We thank the Nature Conservancy and S Gary for allowing us to conduct field work at Fortín Chacabuco ranch; to F Montenegro and N Rodríguez for all the assistance and invaluable help and to G Iglesias and J Beltrán for their support. Also, we thank ML Villar for all her help and knowledge shared about sheep and livestock management; and A Sáez and ML Villar for all their comments that improved the previous versions of this manuscript.
This study was funded by PIP 112 201101 00058 from CONICET (to JMM). The funders had no role in study design, data collection and analysis, decision to publish, or preparation of the manuscript.

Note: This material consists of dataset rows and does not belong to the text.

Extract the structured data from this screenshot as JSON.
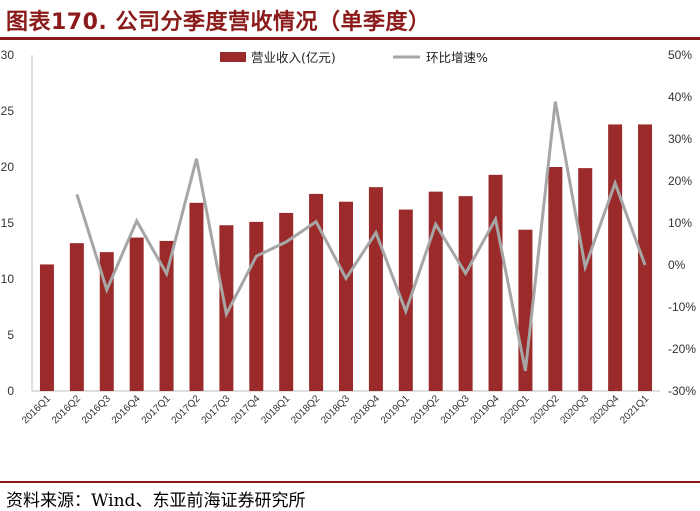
{
  "title": "图表170. 公司分季度营收情况（单季度）",
  "source": "资料来源：Wind、东亚前海证券研究所",
  "colors": {
    "bar": "#9b2b2b",
    "line": "#a6a6a6",
    "accent": "#8b1a1a"
  },
  "chart_data": {
    "type": "bar",
    "categories": [
      "2016Q1",
      "2016Q2",
      "2016Q3",
      "2016Q4",
      "2017Q1",
      "2017Q2",
      "2017Q3",
      "2017Q4",
      "2018Q1",
      "2018Q2",
      "2018Q3",
      "2018Q4",
      "2019Q1",
      "2019Q2",
      "2019Q3",
      "2019Q4",
      "2020Q1",
      "2020Q2",
      "2020Q3",
      "2020Q4",
      "2021Q1"
    ],
    "series": [
      {
        "name": "营业收入(亿元)",
        "type": "bar",
        "axis": "left",
        "values": [
          11.3,
          13.2,
          12.4,
          13.7,
          13.4,
          16.8,
          14.8,
          15.1,
          15.9,
          17.6,
          16.9,
          18.2,
          16.2,
          17.8,
          17.4,
          19.3,
          14.4,
          20.0,
          19.9,
          23.8,
          23.8
        ]
      },
      {
        "name": "环比增速%",
        "type": "line",
        "axis": "right",
        "values": [
          null,
          16.8,
          -5.9,
          10.5,
          -2.1,
          25.3,
          -11.7,
          2.1,
          5.5,
          10.3,
          -3.2,
          7.7,
          -11.0,
          9.7,
          -2.0,
          10.9,
          -25.2,
          38.9,
          -0.5,
          19.5,
          0.0
        ]
      }
    ],
    "yleft": {
      "min": 0,
      "max": 30,
      "ticks": [
        0,
        5,
        10,
        15,
        20,
        25,
        30
      ]
    },
    "yright": {
      "min": -30,
      "max": 50,
      "ticks": [
        "-30%",
        "-20%",
        "-10%",
        "0%",
        "10%",
        "20%",
        "30%",
        "40%",
        "50%"
      ]
    },
    "legend_position": "top",
    "grid": false
  }
}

The following grant information was disclosed by the authors:
The authors declare there are no competing interests.
Agustina di Virgilio conceived and designed the experiments, performed the experiments, analyzed the data, wrote the paper, prepared figures and/or tables, reviewed drafts of the paper.
Juan Manuel Morales conceived and designed the experiments, contributed reagents/materials/analysis tools, reviewed drafts of the paper.

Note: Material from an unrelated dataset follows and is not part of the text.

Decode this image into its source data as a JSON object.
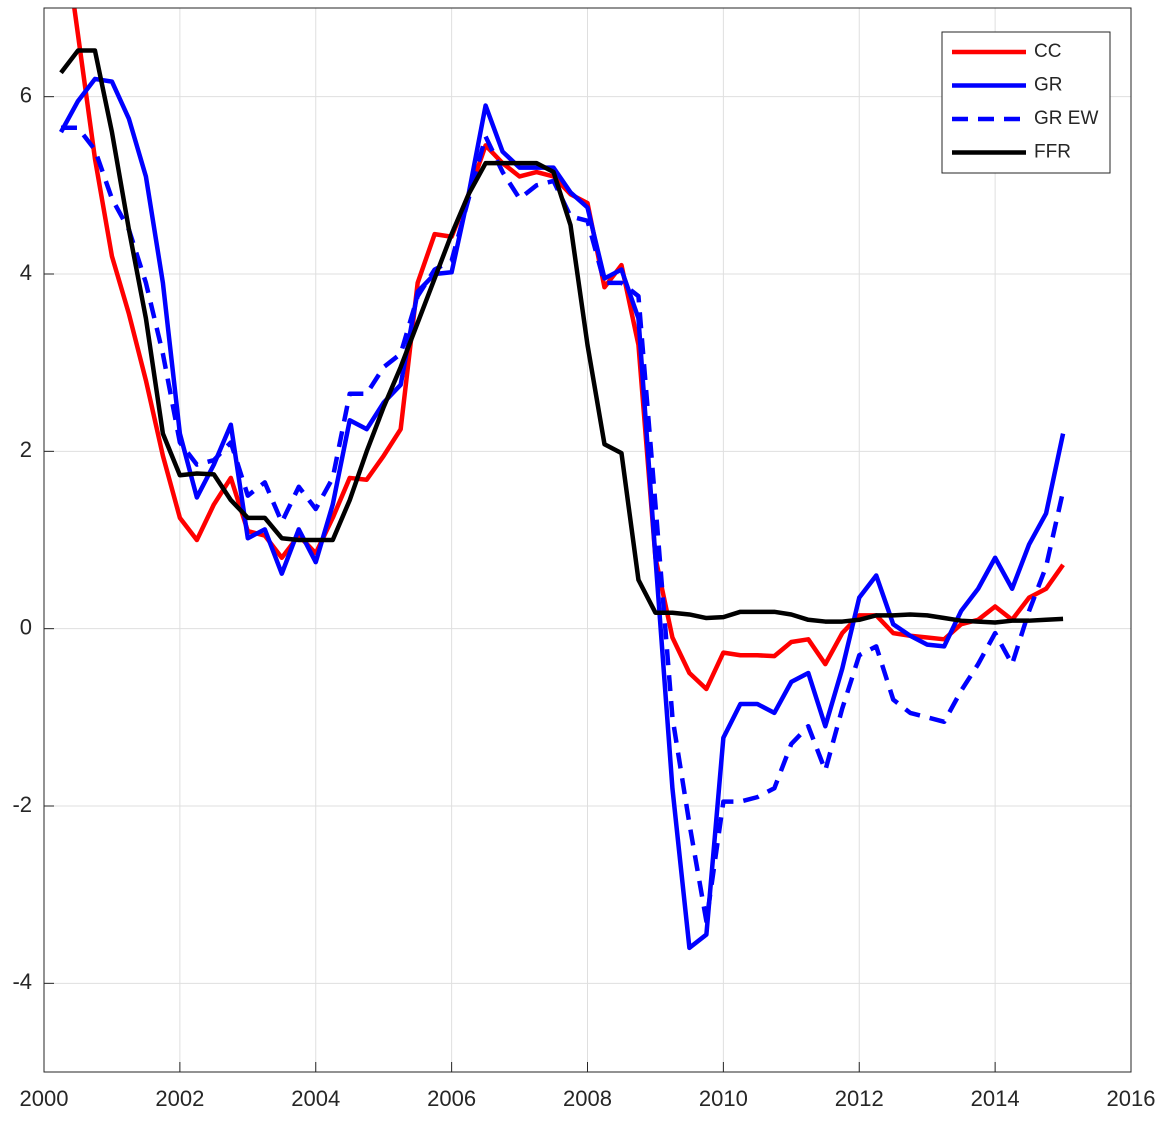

The following information was supplied relating to ethical approvals (i.e., approving body and any reference numbers):
Our research was conducted on non-regulated animals. The legislation of the site where we conducted our work did not required any ethical approval. Moreover, there is not a specific institution that regulates the manipulation of domestic animals. Note also, that the manipulation of the sheep included fitting the GPS collars to them and checking their body condition. There was no use of drugs or phlebotomy involved in the project. Nevertheless, we have an agreement letter (in Spanish and a brief summary translated in English) from the ranch owner and the administrator, allowing us to conduct our project with their sheep.
The following information was supplied relating to field study approvals (i.e., approving body and any reference numbers):
The vegetation data used in this work is shared with another project and researchers, for which we have applied for permission to National Parks Administration (Permit number 1399). The permit (in Spanish) and an English summary is attached in this submission.
The following information was supplied regarding data availability:
The data can be freely downloaded by following these steps: (1) Clicking on the projects map (https://www.movebank.org/panel_embedded_movebank_webapp) and searching the project (by key words such as Ovis aries Patagonia or by the entire project name: Ovis aries di Virgilio Patagonia); (2) selecting the study (by clicking on the green point representing our study); (3) opening the study page (by clicking on “Open in study page”); and (4) clicking on “Download” tab. After reading the study license terms, the data can be freely downloaded in different file formats.